For middle- and high-school age youth, more detailed conversations will be appropriate. The best place to have that conversation depends on the teen — it could be in the car or while a friend is present, instead of just sitting and talking about the event one on one.

4. Limit exposure to the media.

This is true for youth of all ages. Violent images can cause secondary trauma, and developmentally inappropriate information can cause anxiety and confusion. For younger children, “every time they watch the news, they feel like it’s a new event as opposed to repetition of the same event. It’s important for them not to watch too much,” Vidal said.

While older kids will understand that difference, prolonged exposure to graphic images and details is harmful to them as well.

5. Model healthy behavior.

Children pick up everything their parents are saying and doing. Parents can set an example by turning off the television, radio or social media. It can be constructive for parents to acknowledge that constantly watching or hearing about a violent incident makes them too feel anxious or fearful.

But parents should make clear that they are handling their own emotions and that their child does not need to be strong for them, said Jonathan Vickburg, a licensed marriage and family therapist who treats kids dealing with trauma.

6. Maintain routines.

Sticking to regular routines can be reassuring and can help children and teens maintain a sense of normality.


That may be difficult in the hours and days immediately after a traumatic event, Vickburg said, but parents can still help their children put some order to their days — for example, by continuing to have dinner with family, doing homework, or hanging out with friends.
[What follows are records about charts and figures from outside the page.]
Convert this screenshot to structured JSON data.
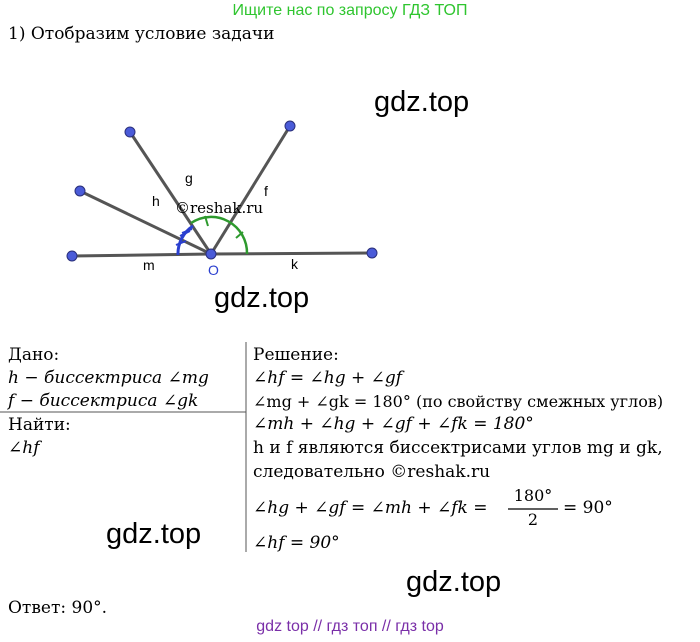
{
  "banner": "Ищите нас по запросу ГДЗ ТОП",
  "step_title": "1) Отобразим условие задачи",
  "watermarks": [
    "gdz.top",
    "gdz.top",
    "gdz.top",
    "gdz.top"
  ],
  "figure": {
    "labels": {
      "g": "g",
      "h": "h",
      "f": "f",
      "m": "m",
      "k": "k",
      "o": "O"
    },
    "copyright": "©reshak.ru",
    "colors": {
      "ray": "#555555",
      "point": "#4a5bd8",
      "green_arc": "#2e9a2e",
      "blue_arc": "#2a3fcf"
    }
  },
  "given": {
    "header": "Дано:",
    "line1": "h − биссектриса ∠mg",
    "line2": "f − биссектриса ∠gk"
  },
  "find": {
    "header": "Найти:",
    "line1": "∠hf"
  },
  "solution": {
    "header": "Решение:",
    "line1": "∠hf = ∠hg + ∠gf",
    "line2": "∠mg + ∠gk = 180° (по свойству смежных углов)",
    "line3": "∠mh + ∠hg + ∠gf + ∠fk = 180°",
    "line4": "h и f являются биссектрисами углов mg и gk,",
    "line5": "следовательно ©reshak.ru",
    "line6_left": "∠hg + ∠gf = ∠mh + ∠fk =",
    "frac_num": "180°",
    "frac_den": "2",
    "line6_right": "= 90°",
    "line7": "∠hf = 90°"
  },
  "answer": "Ответ: 90°.",
  "footer": "gdz top  //  гдз топ  //  гдз top"
}
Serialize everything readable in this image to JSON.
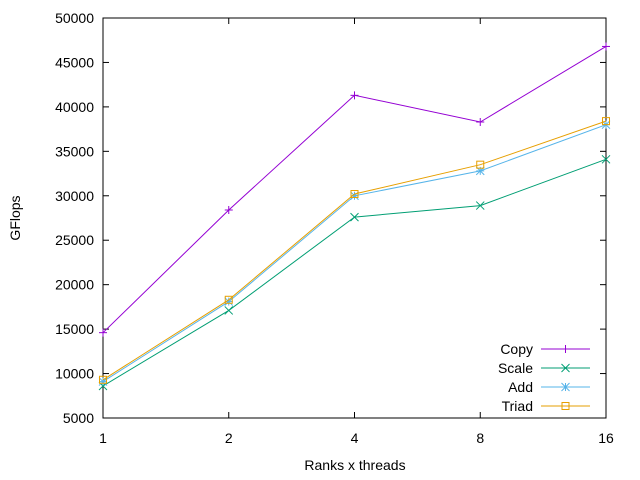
{
  "chart_data": {
    "type": "line",
    "xlabel": "Ranks x threads",
    "ylabel": "GFlops",
    "x_scale": "log2",
    "categories": [
      "1",
      "2",
      "4",
      "8",
      "16"
    ],
    "x": [
      1,
      2,
      4,
      8,
      16
    ],
    "ylim": [
      5000,
      50000
    ],
    "y_ticks": [
      5000,
      10000,
      15000,
      20000,
      25000,
      30000,
      35000,
      40000,
      45000,
      50000
    ],
    "grid": false,
    "legend_position": "bottom-right",
    "series": [
      {
        "name": "Copy",
        "color": "#9400d3",
        "marker": "plus",
        "values": [
          14600,
          28400,
          41300,
          38300,
          46800
        ]
      },
      {
        "name": "Scale",
        "color": "#009e73",
        "marker": "cross",
        "values": [
          8600,
          17100,
          27600,
          28900,
          34100
        ]
      },
      {
        "name": "Add",
        "color": "#56b4e9",
        "marker": "star",
        "values": [
          9100,
          18100,
          30000,
          32800,
          38000
        ]
      },
      {
        "name": "Triad",
        "color": "#e69f00",
        "marker": "open-square",
        "values": [
          9300,
          18300,
          30200,
          33500,
          38400
        ]
      }
    ]
  }
}
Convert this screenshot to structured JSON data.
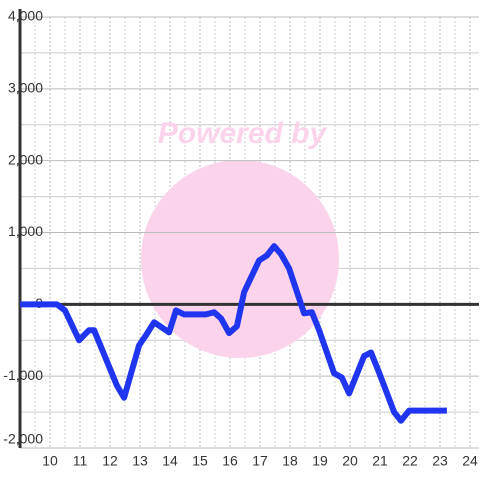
{
  "chart_data": {
    "type": "line",
    "watermark": "Powered by",
    "x": [
      9,
      10.23,
      10.5,
      10.97,
      11.3,
      11.47,
      12.23,
      12.47,
      12.97,
      13.2,
      13.47,
      13.97,
      14.2,
      14.47,
      15.2,
      15.47,
      15.7,
      15.97,
      16.23,
      16.47,
      16.97,
      17.23,
      17.47,
      17.7,
      17.97,
      18.47,
      18.73,
      18.97,
      19.47,
      19.73,
      19.97,
      20.47,
      20.7,
      20.97,
      21.47,
      21.7,
      21.97,
      23.23
    ],
    "series": [
      {
        "color": "#2035f0",
        "values": [
          0,
          0,
          -85,
          -500,
          -360,
          -360,
          -1130,
          -1300,
          -570,
          -430,
          -250,
          -390,
          -85,
          -140,
          -140,
          -110,
          -195,
          -400,
          -305,
          170,
          610,
          680,
          810,
          700,
          500,
          -125,
          -110,
          -360,
          -960,
          -1020,
          -1240,
          -720,
          -670,
          -950,
          -1500,
          -1620,
          -1480,
          -1480
        ]
      }
    ],
    "xlim": [
      9,
      24.3
    ],
    "xticks": [
      10,
      11,
      12,
      13,
      14,
      15,
      16,
      17,
      18,
      19,
      20,
      21,
      22,
      23,
      24
    ],
    "x_minor_ticks": [
      9.5,
      10.5,
      11.5,
      12.5,
      13.5,
      14.5,
      15.5,
      16.5,
      17.5,
      18.5,
      19.5,
      20.5,
      21.5,
      22.5,
      23.5
    ],
    "ylim": [
      -2000,
      4000
    ],
    "yticks": [
      {
        "value": -2000,
        "label": "-2,000"
      },
      {
        "value": -1000,
        "label": "-1,000"
      },
      0,
      {
        "value": 1000,
        "label": "1,000"
      },
      {
        "value": 2000,
        "label": "2,000"
      },
      {
        "value": 3000,
        "label": "3,000"
      },
      {
        "value": 4000,
        "label": "4,000"
      }
    ],
    "y_minor_ticks": [
      -1500,
      -500,
      500,
      1500,
      2500,
      3500
    ],
    "grid": true
  }
}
With teenagers in particular, giving them extra time to be with their friends is important. It helps them establish normality and connect to their support network.

7. Have a plan.

Review safety procedures at school and at home. Let children know whom to call, where to meet and how to communicate in case of an emergency. This helps children feel secure and know adults are in control.

8. Observe children’s emotional state and seek help if necessary.

The majority of children are resilient and will not experience long-term symptoms after a one-off event, experts said. Immediately after a violent incident they may experience anxiety and fear. Some people closer to the incident may also have difficulty sleeping or be jittery.

Watch for changes in behavior, mood, appetite or sleep. When such symptoms persist over time and start affecting how a person functions, that’s when professional help may be needed, experts said.

More tips

The National Association of School Psychologists has guidelines for explaining violent events to children of different ages. It’s important, the experts say, to use age-appropriate language, and to answer questions without adding to confusion. From the NASP tip sheet:


“Early elementary school children need brief, simple information that should be balanced with reassurances that their school and homes are safe and that adults are there to protect them.”

“Upper elementary and early middle school children will be more vocal in asking questions about whether they truly are safe and what is being done at their school. They may need assistance separating reality from fantasy. Discuss efforts of school and community leaders to provide safe schools.”

“Upper middle school and high school students will have strong and varying opinions about the causes of violence in schools and society …. Emphasize the role that students have in maintaining safe schools by following school safety guidelines … communicating any personal safety concerns to school administrators, and accessing support for emotional needs.